There is lot of talk at the moment about data analysts or data scientists,
but what do you need to be successful in these roles and what type of
person do you need to be? The stereotypical view is that we’re ‘a bit
nerdy’ and ‘walk around in white coats’, but while that may be true of
some, it’s certainly not the norm.
You need a strong foundation in maths, and that’s what I most enjoyed
at school. But like most other kids, I also wanted to be a footballer
or a rock star. And while any data analyst needs to be numerate and
understand data, the best analysts I’ve worked with are those that are
the most creative. By this I mean having a different way of looking at a
problem, which then gives you ideas on how best to solve it. You have
to be sure, at the outset, that the problems you’re solving are the
right ones.
There are usually so many problems you
could solve, but the key is solving the problems that yield the most
value to the business. If you take supermarket chain Tesco, their
loyalty card delivered by Dunnhumby is built on SAS analytics. You give
vouchers relevant to the customer so they then use the vouchers again
and again. If it means you reduce customer churn by 5 per cent, you can
multiply the average shop per week by the number of new customers,
multiply that by the number of weeks in a year and give the customer
something in millions of pounds which equates to the additional annual
revenue. Giving an answer in pure business terms like that is what
executives will value most. They will be less interested in the maths
that got you there.
In terms of qualifications, we’re not all pure mathematicians either.

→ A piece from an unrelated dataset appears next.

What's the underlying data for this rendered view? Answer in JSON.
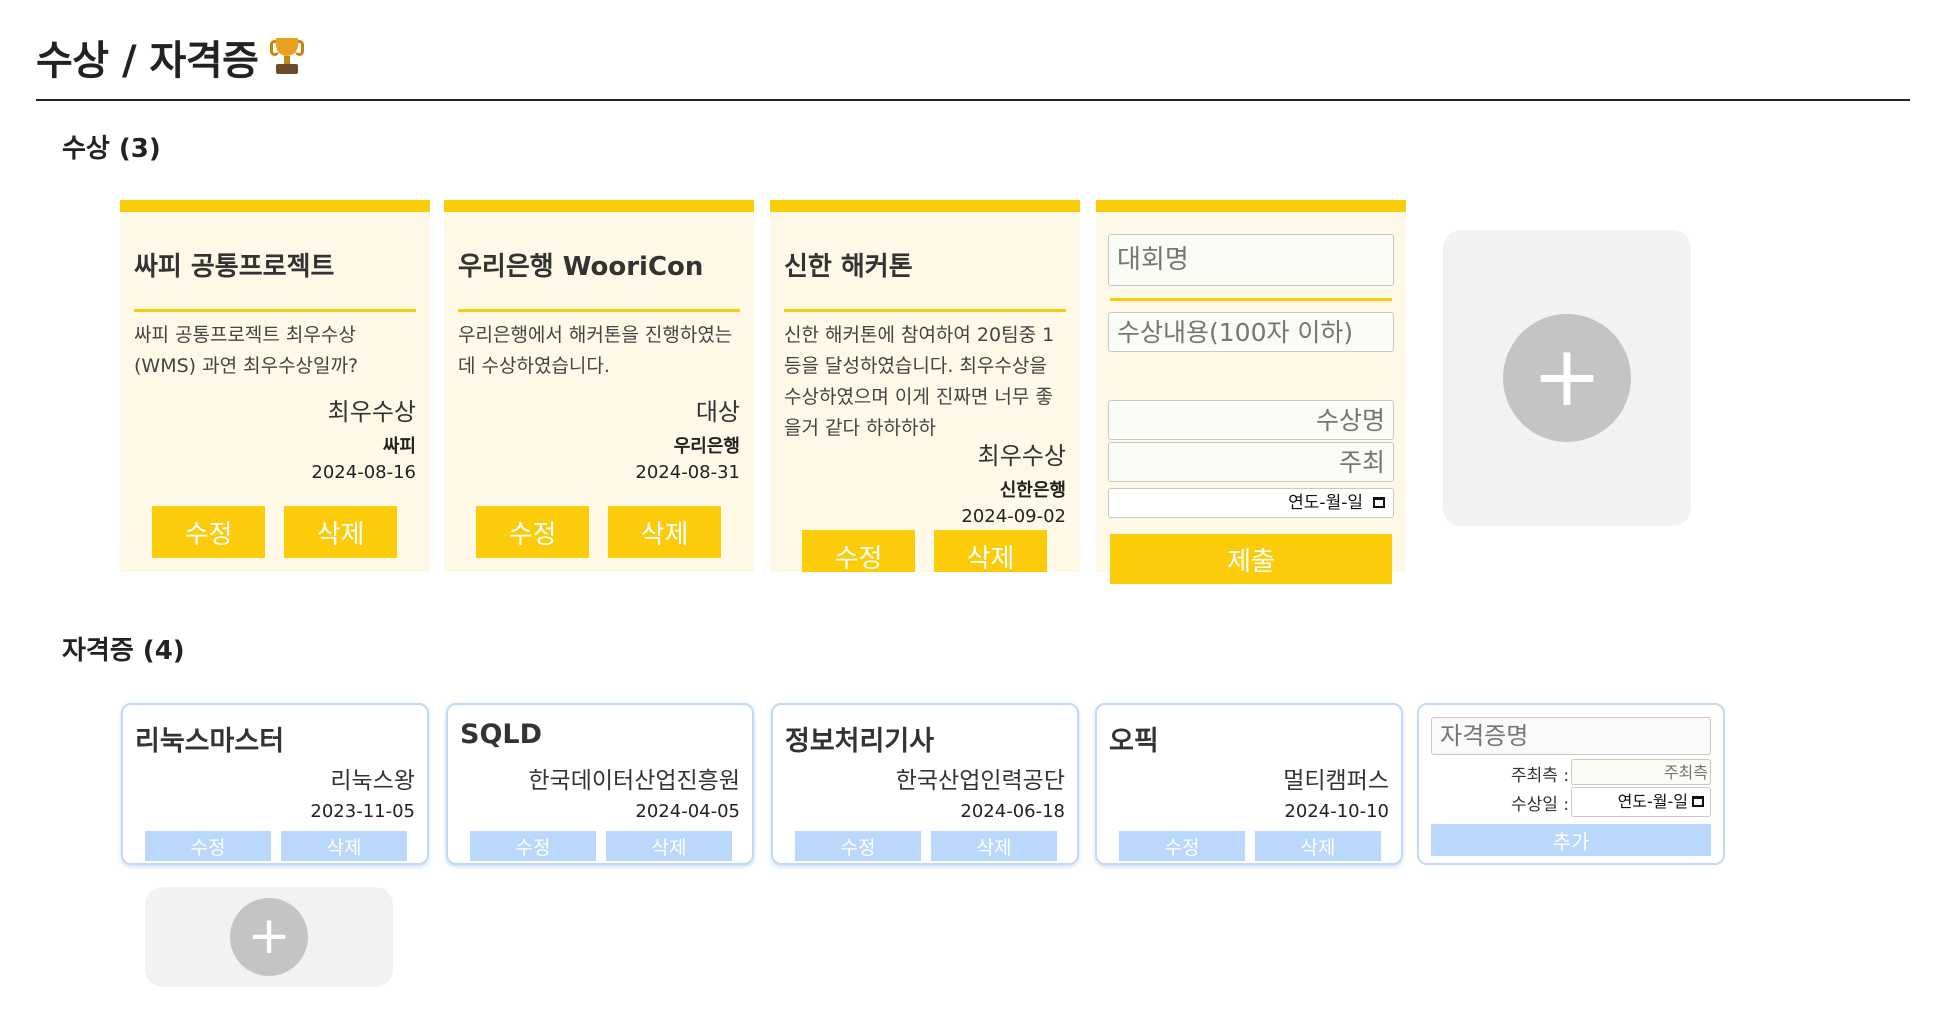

My team comprises people qualified in applied statistics, econometrics
and even social sciences. The key is they are all turned on by data,
what you can do with data and how you can solve problems. But do not
expect business people to be turned on by data. We need to present
findings back to them in a format that is right for the person we are
speaking to. If it’s the CMO of a Telco, don’t give them tables and
tables of data. Use visual analytics to display the findings in pictures or easy-to-follow graphs.
The other way we can get our message across is through simple
story-telling. There’s the example of the father who rings up a retailer
and complains they’ve been sending his 16-year-old daughter vouchers
for baby products. He later has to call back and apologise as it turns
out his daughter is in fact pregnant but he didn’t know. This shows the
power of analytics – they understood from her profile, her browsing
behaviour and all the other data available that she must be pregnant, even though her own father was not aware she was.
Another example is a retailer we’d worked with that had done their
forecasting by gut feel for many years. We then used a forecasting
engine and effectively turned it on without telling them. We were able
to show them how wrong they were. They changed overnight from being very
much against the solution to being a big supporter of it.
However, it’s important to tread carefully. A barrier can be the fact
it’s a bit personal if you’re challenging someone’s experience,
sometimes gained over many years in that particular sector. The solution
is very often a mixture of this business experience (and asking the
right questions) combined with an analytical approach.
As for whether most of us are a bit like Mr Spock, well that perhaps
used to be the case. I think that’s changed as we’re much more used to
data, and many current executives spent even their formative years with
data all around them. Many MBA courses now have some element of data or
data analysis involved. Then there’s current graduates born in the early
1990s and therefore born with the Internet. I think we’ve seen
analytics emerge from the backroom into the boardroom.